Manchester United 0 Valencia 0: Jose Mourinho's side booed off at full-time as pressure mounts on Portuguese boss

This is the real Manchester United, going through the motions with another wooden, graceless performance at the Theatre of Dreams.

Once more, this time with enthusiasm fellas.

Champions League nights at Old Trafford are not a practice run, they are not a dress rehearsal for something a lot further down the line.

It is four without a win for United, the sort of depressing run against mediocre opposition that a Mourinho team of old would have put away for fun.

Wolves, Derby, West Ham and Valencia, last night’s opponents, are the sort of sides United would be scoring threes and fours past in their illustrious history.


Instead, they have not won any of them.

This wretched, unconvincing performance in front of their own fans was disrespectful to the 73,000 disciples who made their way to this sporting cathedral to watch their idols. Fallen idols, now.

United supporters booed off their team at full-time. They were entitled to so much more.

A top class performance, by way of apology for the pitiful manner of the 3-1 defeat at West Ham last Saturday, would have been a good start.


What they got was another pedestrian performance.

This is borderline intolerable because these players, whatever their groans and gripes with the Special One, are barely lifting a leg.

It is no way for a United team to play.

They did not really want to win it, certainly not in the cavalier style that their worldwide support demands after decades of dominance.

United should have been tearing into Valencia, putting the fear of god into them with one of those rampant, relentless attacking displays.

This was another protest performance.

There wasn’t a single seven out of ten in a United shirt.

This was 4s, 5s and 6s again, the same as it was when the goals started to fly past David de Gea at the London Stadium.

Paul Pogba, his name booed by a few of the locals when his name was announced before kick-off, was lamentable.

Could he really leave Old Trafford last night, look at himself in the mirror in the way Nemanja Matic spoke about, and say that he tried to set the tone in midfield?

This is drab and dreary, with the top table executives praying it will all fall into place for Mourinho and these players after weeks of rancour and recrimination.

Not gonna happen, Ed.

Mourinho tried to get them going, like a yo-yo as he swapped his seat in the dug-out for the edge of the technical area every few minutes.

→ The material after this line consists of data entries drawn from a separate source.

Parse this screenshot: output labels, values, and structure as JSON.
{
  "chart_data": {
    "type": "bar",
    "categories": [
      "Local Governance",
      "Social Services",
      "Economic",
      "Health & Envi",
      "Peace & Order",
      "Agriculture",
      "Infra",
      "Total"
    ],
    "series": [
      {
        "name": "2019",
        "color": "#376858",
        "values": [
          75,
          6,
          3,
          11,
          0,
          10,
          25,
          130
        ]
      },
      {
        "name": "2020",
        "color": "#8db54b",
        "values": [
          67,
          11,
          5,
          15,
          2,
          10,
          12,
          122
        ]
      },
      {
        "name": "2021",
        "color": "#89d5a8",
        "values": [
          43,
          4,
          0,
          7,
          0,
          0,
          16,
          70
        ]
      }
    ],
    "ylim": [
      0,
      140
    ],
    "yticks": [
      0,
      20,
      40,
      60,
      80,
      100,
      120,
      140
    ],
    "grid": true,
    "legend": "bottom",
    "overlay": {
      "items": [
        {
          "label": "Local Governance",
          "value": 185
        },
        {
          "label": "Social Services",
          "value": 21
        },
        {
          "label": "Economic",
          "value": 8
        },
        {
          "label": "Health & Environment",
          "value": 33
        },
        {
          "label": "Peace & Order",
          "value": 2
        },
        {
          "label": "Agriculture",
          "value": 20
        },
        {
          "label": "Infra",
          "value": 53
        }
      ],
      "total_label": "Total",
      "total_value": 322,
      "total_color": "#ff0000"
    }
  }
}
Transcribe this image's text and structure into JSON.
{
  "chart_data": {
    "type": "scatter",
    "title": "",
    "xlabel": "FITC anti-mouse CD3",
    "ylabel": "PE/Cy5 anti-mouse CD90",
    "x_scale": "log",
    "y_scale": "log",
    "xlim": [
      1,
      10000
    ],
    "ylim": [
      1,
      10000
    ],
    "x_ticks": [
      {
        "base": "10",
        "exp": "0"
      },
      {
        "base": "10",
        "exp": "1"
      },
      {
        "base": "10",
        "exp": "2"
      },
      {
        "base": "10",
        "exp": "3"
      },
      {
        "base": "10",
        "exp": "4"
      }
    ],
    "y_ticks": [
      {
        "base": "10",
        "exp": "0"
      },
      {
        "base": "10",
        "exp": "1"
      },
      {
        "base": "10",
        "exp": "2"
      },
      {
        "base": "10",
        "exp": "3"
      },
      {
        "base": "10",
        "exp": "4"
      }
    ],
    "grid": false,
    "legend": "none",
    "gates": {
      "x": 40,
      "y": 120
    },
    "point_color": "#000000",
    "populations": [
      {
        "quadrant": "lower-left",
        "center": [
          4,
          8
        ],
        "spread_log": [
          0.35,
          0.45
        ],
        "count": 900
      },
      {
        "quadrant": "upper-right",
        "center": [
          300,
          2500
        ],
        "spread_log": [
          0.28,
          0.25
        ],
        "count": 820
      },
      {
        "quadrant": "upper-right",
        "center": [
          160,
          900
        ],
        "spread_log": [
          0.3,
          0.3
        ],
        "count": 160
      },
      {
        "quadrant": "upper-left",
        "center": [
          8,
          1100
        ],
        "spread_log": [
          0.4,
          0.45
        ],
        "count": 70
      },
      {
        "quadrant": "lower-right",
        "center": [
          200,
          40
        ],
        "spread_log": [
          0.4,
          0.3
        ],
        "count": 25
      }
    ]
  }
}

He knows the score, that his job is on the line after failing miserably in his attempts to get these slackers to fall back into line.

This is an unruly, obstinate bunch of highly-paid footballers.

Beyond the opening 10 minutes or so, when the Stretford End demanded a high-tempo reaction their ruinous defeat at the Hammers, United could not be persuaded to turn on the style.

Marcus Rashford, scorer of United’s goal in London, had a couple of first half digs, but none of them were struck with any conviction.

When Alexis Sanchez shaped up to take a free-kick, nobody really believed the winger would put the ball in the back of Neto’s neto.

His effort cannoned off the wall and Eric Bailly inexplicably lobbed the rebound to nobody in particular and out for a goal kick.

That sort of carry on will get Mourinho’s goat.

So, too, is the kind of heavy touch from Romelu Lukaku at the start of the second half that he ran out of play out on the left.

At this level, with his weekly wage, it is unforgivable.

By then Old Trafford had lost patience with the players, repeatedly screaming “attack” as Pogba, Sanchez and Marouane Fellaini prodded the ball around in midfield.

This is not the United way.

The stars of yesteryear watching on glumly the stands – Law, Beckham, Giggs – could have told these under-achievers a bit about this shirt.

Brian McClair did, battering the coach and players with an icy blast on social media. It is impossible to disagree.

Even when United showed willing, with Pogba’s 63rd minute free-kick flipped over the bar by Neto, it still did not feel like a famous nail-biting United night was about to unfold.

They even tried to lose it 67 minutes in when Pogba recklessly gave the ball away.

Michy Batshuayi was waiting in the centre, with the former Chelsea striker connecting Rodrigo’s knockdown but sending it sweetly over Neto’s crossbar.

Mourinho was spewing, turning on his heels and throwing his arms up in the air after another lapse in concentration.

It is becoming a habit.

The cheers that greeted the substitution of Sanchez, sarcastically applauding his detractors as he made his way off, told another story.

What a plot line this club is turning into.